Nel mirino della guardia di finanza di Genova sono finiti undici container con un carico complessivo da 254 chili, inviati al porto ligure per l’imbarco con destinazione Pakistan tra marzo e maggio 2016. Una spedizione considerata illegale dagli inquirenti, che hanno contestato la spedizione non conforme per la qualificazione di pericolosità di alcuni rifiuti, la cui importazione ottenuta con presunte false dichiarazioni è vietata dal Paese di destinazione.

I container – al tempo bloccati e sequestrati dalla polizia delle dogane (attualmente ne è rimasto solo uno sotto sequestro, gli altri sono stati liberati e buona parte dei rifiuti già smaltiti) – contenevano rifiuti pericolosi (quali rottami di apparecchiature elettriche ed elettroniche, rottami di compressori e motori non bonificati, cavi elettrici contaminati con sostanze pericolose, accumulatori al piombo) e non pericolosi (Raee non pericolosi, cavi elettrici non contaminati da sostanze pericolose).

Il giudice Carlo Negri, che ha seguito l’udienza preliminare, in base alla notizia di reato della guardia di finanza di Voltri e Ferrara e alla relazione Arpae di giugno 2019, ha rinviato a giudizio il 57enne Marchi in qualità di procuratore speciale della Zoffoli, difeso dall’avvocato Alessandro Sintucci del Foro di Forlì, e l’azienda copparese, costituita in giudizio con l’avvocato Ilaria Abbondanza sempre del Foro di Forlì.

L’udienza filtro di fronte al giudice Sandra Lepore è stata rinviata al 12 maggio. Ma intanto emergono nuovi elementi sulla vicenda, in particolare sulle dichiarazioni del produttore ritenute false dagli inquirenti poiché riportanti fatti considerati non veri riguardanti il carico. Un container che aveva un carico dichiarato di 17,9 chili di rottami di cavi, conteneva invece 12 chili di cavi Telecom e 2,9 chili di cavi in rame Enel, considerati pericolosi in quanto impregnati di olio e altre sostanze pericolose quali carta catramata e olio per isolamento.

Un secondo container per un carico dichiarato di 26,9 chili di rottami di metalli non ferrosi, avrebbe contenuto invece 11,2 chili di cavi di rame e alluminio non pericolosi e 15,6 chili di compressori d’aria usati, di cui alcuni non bonificati, con relativo sversamento di olio.

Un lotto di otto container doveva trasportare 212 chili di rottami di metalli misti alla rinfusa destinati al recupero in Pakistan.
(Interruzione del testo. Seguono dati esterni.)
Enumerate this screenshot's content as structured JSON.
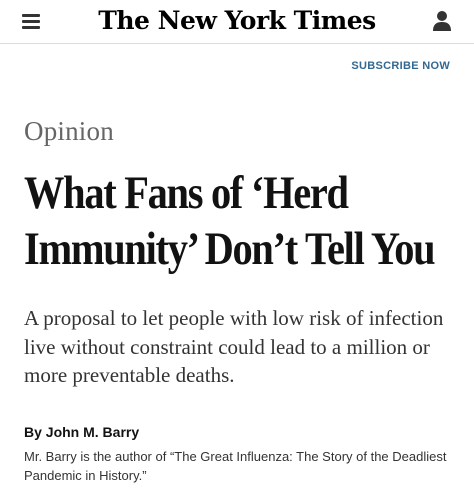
{
  "header": {
    "masthead": "The New York Times",
    "subscribe_label": "SUBSCRIBE NOW",
    "menu_icon": "hamburger-menu-icon",
    "account_icon": "user-account-icon"
  },
  "article": {
    "section": "Opinion",
    "headline": "What Fans of ‘Herd Immunity’ Don’t Tell You",
    "summary": "A proposal to let people with low risk of infection live without constraint could lead to a million or more preventable deaths.",
    "byline": "By John M. Barry",
    "bio": "Mr. Barry is the author of “The Great Influenza: The Story of the Deadliest Pandemic in History.”"
  },
  "colors": {
    "link_blue": "#326891",
    "text_dark": "#121212",
    "section_gray": "#666666"
  }
}
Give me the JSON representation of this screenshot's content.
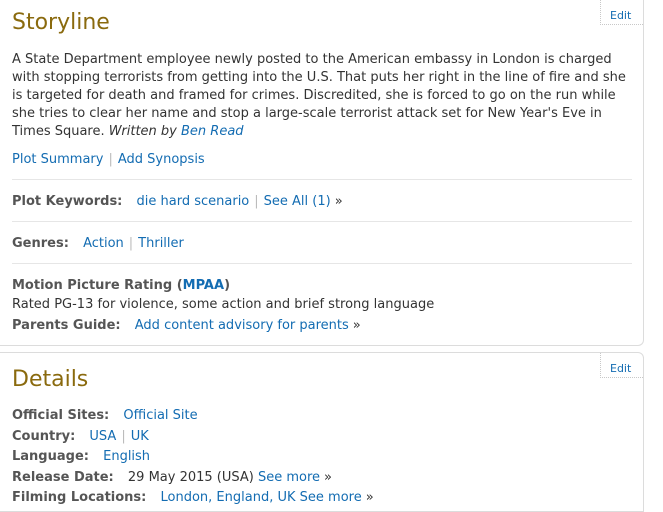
{
  "storyline": {
    "edit_label": "Edit",
    "title": "Storyline",
    "summary": "A State Department employee newly posted to the American embassy in London is charged with stopping terrorists from getting into the U.S. That puts her right in the line of fire and she is targeted for death and framed for crimes. Discredited, she is forced to go on the run while she tries to clear her name and stop a large-scale terrorist attack set for New Year's Eve in Times Square.",
    "written_by": "Written by",
    "author": "Ben Read",
    "plot_summary_link": "Plot Summary",
    "add_synopsis_link": "Add Synopsis",
    "plot_keywords": {
      "label": "Plot Keywords:",
      "keyword": "die hard scenario",
      "see_all": "See All (1)",
      "raquo": "»"
    },
    "genres": {
      "label": "Genres:",
      "items": [
        "Action",
        "Thriller"
      ]
    },
    "rating": {
      "label_prefix": "Motion Picture Rating (",
      "mpaa": "MPAA",
      "label_suffix": ")",
      "text": "Rated PG-13 for violence, some action and brief strong language"
    },
    "parents_guide": {
      "label": "Parents Guide:",
      "link": "Add content advisory for parents",
      "raquo": "»"
    }
  },
  "details": {
    "edit_label": "Edit",
    "title": "Details",
    "official_sites": {
      "label": "Official Sites:",
      "link": "Official Site"
    },
    "country": {
      "label": "Country:",
      "items": [
        "USA",
        "UK"
      ]
    },
    "language": {
      "label": "Language:",
      "link": "English"
    },
    "release_date": {
      "label": "Release Date:",
      "value": "29 May 2015 (USA)",
      "see_more": "See more",
      "raquo": "»"
    },
    "filming_locations": {
      "label": "Filming Locations:",
      "link": "London, England, UK",
      "see_more": "See more",
      "raquo": "»"
    }
  },
  "colors": {
    "heading": "#8a6a0e",
    "link": "#136cb2",
    "text": "#333333",
    "border": "#dcdcdc"
  }
}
Gli inquirenti hanno però contestato la presenza anche di rifiuti Raee, parti di motori a scoppio, accumulatori al piombo, compressori, cavi elettrici con un codice unico.

La tesi difensiva, che nel primo procedimento ha fatto cadere l’accusa di ricettazione per i cavi elettrici, si concentrerà sulle controanalisi che attesterebbero la non pericolosità dei rifiuti trasportati.